Live Big® Digest: Super Bowl Edition
Since Yeske Buie’s offices are located in Vienna, VA and San Francisco, CA, our natural rooting interest when it comes to football revolves around the Washington Redskins and San Francisco Forty Niners. Alas, neither of those teams will be competing on Sunday, so our search for a reason to take sides led us to Brett Arends’ novel argument: “Support Green Bay; annoy the rich.” Arends points out that Green Bay is the only NFL team not owned by a billionaire oligarch. It is, in fact, the only NFL team organized as a non-profit corporation, essentially owned by the 102,000 residents of Green Bay, Wisconsin. The team’s ownership structure would actually be illegal under current NFL ownership rules, which limits the number of owners to 32, but was grandfathered at the time these rules were adopted in the 1980s. So, stick it to The Man on Sunday and cheer for the Packers!
And speaking of quirky, that’s just how New York Times reporter Ron Lieber described Dimensional Fund Advisors (DFA) in an article last Saturday. The company draws such passionate fans, writes Lieber, “that people frequently refer to it as a religion.” Well, you know how much we like DFA for its precise slicing-and-dicing of the market, giving us perfect building blocks for filling the small-company and value-stock allocations in our portfolios. But we also thought an advisor quoted near the end of the article actually got it right when talking about the value of using DFA funds AND being in a relationship with a good advisor:
“DFA’s advantage, if any, is likely to show up to the right of the decimal point on your total return. But good financial planners, he continued, do more than pick the right passive investments for the money they charge. They help set realistic goals that dictate your mix of investments. They shield you from tax mistakes. The very best keep you from letting behavior and feelings get in the way of intelligent decisions. All of this, in aggregate, shows up to the left of the decimal point.”
The impact of behavior on financial success reminds us of the latest results of the ongoing Dalbar study, which has been comparing the returns to the markets and those realized by the average investor for many years. The latest update from last year shows the average investor still lagging the S&P 500 by over 5% a year over the past 20 years, barely overcoming inflation for that same time frame. As always, the reason for the dramatic underperformance (see chart below) is the tendency of the average investor to get in and out of the market. Or, as Lou Harvey, DALBAR’s president put it, “Mutual fund investors do not achieve the returns cited by fund firms due to their irrational behavior.”
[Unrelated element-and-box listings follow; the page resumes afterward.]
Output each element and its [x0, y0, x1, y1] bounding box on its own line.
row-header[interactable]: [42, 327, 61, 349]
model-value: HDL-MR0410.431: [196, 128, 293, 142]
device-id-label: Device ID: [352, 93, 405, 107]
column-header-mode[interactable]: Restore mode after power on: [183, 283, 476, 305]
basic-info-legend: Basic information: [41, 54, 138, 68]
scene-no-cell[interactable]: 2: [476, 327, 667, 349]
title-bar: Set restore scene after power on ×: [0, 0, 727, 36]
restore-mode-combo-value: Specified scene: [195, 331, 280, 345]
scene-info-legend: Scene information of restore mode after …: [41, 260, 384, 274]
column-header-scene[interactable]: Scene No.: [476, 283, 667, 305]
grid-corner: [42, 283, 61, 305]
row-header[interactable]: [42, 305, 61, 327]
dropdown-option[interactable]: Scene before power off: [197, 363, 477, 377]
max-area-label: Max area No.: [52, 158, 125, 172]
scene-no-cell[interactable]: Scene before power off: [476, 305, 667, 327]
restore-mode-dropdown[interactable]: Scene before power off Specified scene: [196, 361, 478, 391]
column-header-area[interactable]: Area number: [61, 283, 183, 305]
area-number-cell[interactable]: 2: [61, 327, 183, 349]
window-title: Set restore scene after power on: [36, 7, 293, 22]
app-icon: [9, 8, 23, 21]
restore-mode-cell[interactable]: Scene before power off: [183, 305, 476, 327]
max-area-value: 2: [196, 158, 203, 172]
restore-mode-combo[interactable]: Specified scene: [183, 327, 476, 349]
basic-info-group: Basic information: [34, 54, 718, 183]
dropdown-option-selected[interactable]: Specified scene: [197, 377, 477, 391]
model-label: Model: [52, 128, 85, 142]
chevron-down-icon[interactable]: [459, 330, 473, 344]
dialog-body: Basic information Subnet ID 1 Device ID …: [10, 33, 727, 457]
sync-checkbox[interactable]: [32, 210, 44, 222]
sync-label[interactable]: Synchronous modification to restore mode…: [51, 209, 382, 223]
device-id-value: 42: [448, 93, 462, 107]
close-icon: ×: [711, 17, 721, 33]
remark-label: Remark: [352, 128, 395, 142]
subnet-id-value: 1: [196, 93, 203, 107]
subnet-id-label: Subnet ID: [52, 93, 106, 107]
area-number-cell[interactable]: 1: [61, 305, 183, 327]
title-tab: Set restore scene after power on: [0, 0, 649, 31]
And while we’re talking about investor behavior, we note Carl Richards’ observations in the New York Times on “The Case for Ignoring the Stock Market.” Richards puts it this way:
“Watching every market move, listening to CNBC in the background or spending a bunch of time researching gurus’ forecasts takes a lot of time and generates a lot of anxiety. And it almost always leads to behavior that results in big mistakes that cost us (not make us) money.”
Here’s his graphic analysis of the situation:
Have a great weekend everyone and Gung Hay Fat Choy!